Neste 1º de Maio e sob esse contexto mundial, as FARC-EP saúdam a classe operária colombiana e todos os trabalhadores, quem têm a particular e transcendental tarefa de se organizar sob a divisa do momento: a unidade, para reconquistar nas ruas seus históricos direitos conquistados em longas e cruentas jornadas de luta e, pisoteados por Uribe; como têm sido a eliminação da Prima do mês de junho para os aposentados, o mesmo que a Prima de antiguidade; o aumento da idade para se aposentar; o aumento da idade para se aposentar e, lógico, o aumento do número de semanas de cotização para poder se aposentar; por haver acabado com a estabilidade operária; pelo fechamento de hospitais; pelo aumento das tarifas dos serviços públicos; por eliminar centenas de empregos; por aumentar o IVA e sua ampliação a vários artigos de primeira necessidade, por aumentar o impostos indiretos, entre eles o 4 por mil; pelo permanente, sob qualquer pretexto, aumento do preço da gasolina; pelo desavergonhado intento (já foi derrubado pela Corte Suprema) e, sob o guarda-chuvas da "Emergência Social", através de 16 decretos, impor um serviço de saúde desumano e, abertamente classista, onde desapareceria a tutela para os tratamentos de alto custo e que os pacientes deveriam pagar com suas poupanças, benefícios trabalhistas e patrimônio; se desqualificava os profissionais da Saúde e se mercantilizava ainda mas os serviços.
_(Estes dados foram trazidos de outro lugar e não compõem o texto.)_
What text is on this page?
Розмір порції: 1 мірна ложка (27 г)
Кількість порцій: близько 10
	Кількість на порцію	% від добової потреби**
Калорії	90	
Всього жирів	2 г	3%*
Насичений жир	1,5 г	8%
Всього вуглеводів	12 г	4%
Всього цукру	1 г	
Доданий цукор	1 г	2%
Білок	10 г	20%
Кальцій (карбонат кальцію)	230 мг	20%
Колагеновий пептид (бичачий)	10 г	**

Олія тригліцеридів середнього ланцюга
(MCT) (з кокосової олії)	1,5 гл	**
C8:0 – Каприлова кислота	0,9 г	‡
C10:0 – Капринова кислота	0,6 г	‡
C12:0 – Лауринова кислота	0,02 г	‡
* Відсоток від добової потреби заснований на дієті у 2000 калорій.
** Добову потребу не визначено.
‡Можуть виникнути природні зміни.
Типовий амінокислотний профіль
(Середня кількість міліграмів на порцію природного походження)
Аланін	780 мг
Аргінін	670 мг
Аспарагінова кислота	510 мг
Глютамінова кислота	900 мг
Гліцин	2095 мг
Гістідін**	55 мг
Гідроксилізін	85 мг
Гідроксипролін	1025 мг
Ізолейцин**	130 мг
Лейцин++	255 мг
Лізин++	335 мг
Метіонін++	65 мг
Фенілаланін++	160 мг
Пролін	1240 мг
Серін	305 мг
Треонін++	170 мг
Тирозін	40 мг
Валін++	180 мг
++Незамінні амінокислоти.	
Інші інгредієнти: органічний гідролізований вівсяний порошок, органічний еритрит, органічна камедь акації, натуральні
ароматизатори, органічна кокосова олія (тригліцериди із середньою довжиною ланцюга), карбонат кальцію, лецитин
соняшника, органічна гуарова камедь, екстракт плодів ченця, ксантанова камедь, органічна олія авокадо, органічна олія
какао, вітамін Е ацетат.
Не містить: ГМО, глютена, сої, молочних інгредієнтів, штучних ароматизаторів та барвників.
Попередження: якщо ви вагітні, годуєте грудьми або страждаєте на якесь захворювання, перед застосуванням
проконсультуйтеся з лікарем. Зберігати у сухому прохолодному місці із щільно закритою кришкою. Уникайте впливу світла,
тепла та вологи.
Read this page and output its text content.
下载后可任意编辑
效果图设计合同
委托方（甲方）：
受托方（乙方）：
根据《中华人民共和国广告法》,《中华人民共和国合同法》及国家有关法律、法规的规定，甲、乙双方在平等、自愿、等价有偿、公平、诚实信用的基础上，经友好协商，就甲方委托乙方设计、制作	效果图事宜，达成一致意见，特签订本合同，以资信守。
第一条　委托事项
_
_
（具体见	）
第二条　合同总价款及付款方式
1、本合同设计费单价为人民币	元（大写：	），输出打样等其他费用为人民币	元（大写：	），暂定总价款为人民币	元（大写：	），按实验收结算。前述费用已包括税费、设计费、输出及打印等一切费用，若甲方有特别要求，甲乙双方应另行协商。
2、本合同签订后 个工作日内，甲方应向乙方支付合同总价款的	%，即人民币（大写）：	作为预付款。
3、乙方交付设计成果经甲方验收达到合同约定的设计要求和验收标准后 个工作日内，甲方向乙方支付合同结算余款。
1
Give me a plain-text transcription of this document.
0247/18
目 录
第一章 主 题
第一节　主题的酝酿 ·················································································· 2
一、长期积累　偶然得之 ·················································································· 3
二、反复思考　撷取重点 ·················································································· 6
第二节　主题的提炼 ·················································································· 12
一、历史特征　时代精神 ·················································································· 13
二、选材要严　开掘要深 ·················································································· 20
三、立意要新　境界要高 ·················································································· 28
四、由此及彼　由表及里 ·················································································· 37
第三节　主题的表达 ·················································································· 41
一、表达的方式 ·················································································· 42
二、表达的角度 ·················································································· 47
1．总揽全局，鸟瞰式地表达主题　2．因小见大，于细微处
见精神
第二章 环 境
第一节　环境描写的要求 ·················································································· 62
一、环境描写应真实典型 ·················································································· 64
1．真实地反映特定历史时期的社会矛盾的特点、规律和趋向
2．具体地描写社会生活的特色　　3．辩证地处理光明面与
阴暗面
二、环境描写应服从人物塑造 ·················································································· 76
Hoje há 22 grupos paramilitares com aproximadamente 11.000 homens em armas; o mesmo número que havia no ano 2002, quando recebeu o mandato Uribe Vélez. Dessa forma a "Segurança Democrática” pode se resumir como a guerra total contra o povo, caracterizada pela “Constante violação dos direitos humanos, as diárias infrações contra o Direito Internacional Humanitário, a criminalização, perseguição..." e escutas telefônicas ilegais contra a oposição política, pessoas que estão no exílio e, o deslocamento forçoso.

Nunca antes para um povo uma noite de tortura havia sido tão triste e longa, nem a negação da vida em todas suas expressões tão prolongada, como durante os 8 anos de Segurança Democrática", onde cerca de 20 milhões de compatriotas se encontram na pobreza, 9 milhões na miséria absoluta, 4 milhões de descolados forçosos, onde 1.250 pessoas, em sua maioria mulheres e meninos são em pro-médio enxotadas de suas terras cada 24 horas; 8.000 desaparecidos; entre 1998 e 2008 foram assassinados 1.362 indígenas; 1300 compatriotas assassinados a sangue frio nos "falsos positivos" pela Força Pública, entre os anos 2002 e 2009 cumprindo ordens do ministro da defesa Juan Manuel Santos; entre o 2002 e 2009 mais de 479 sindicalistas foram assassinados.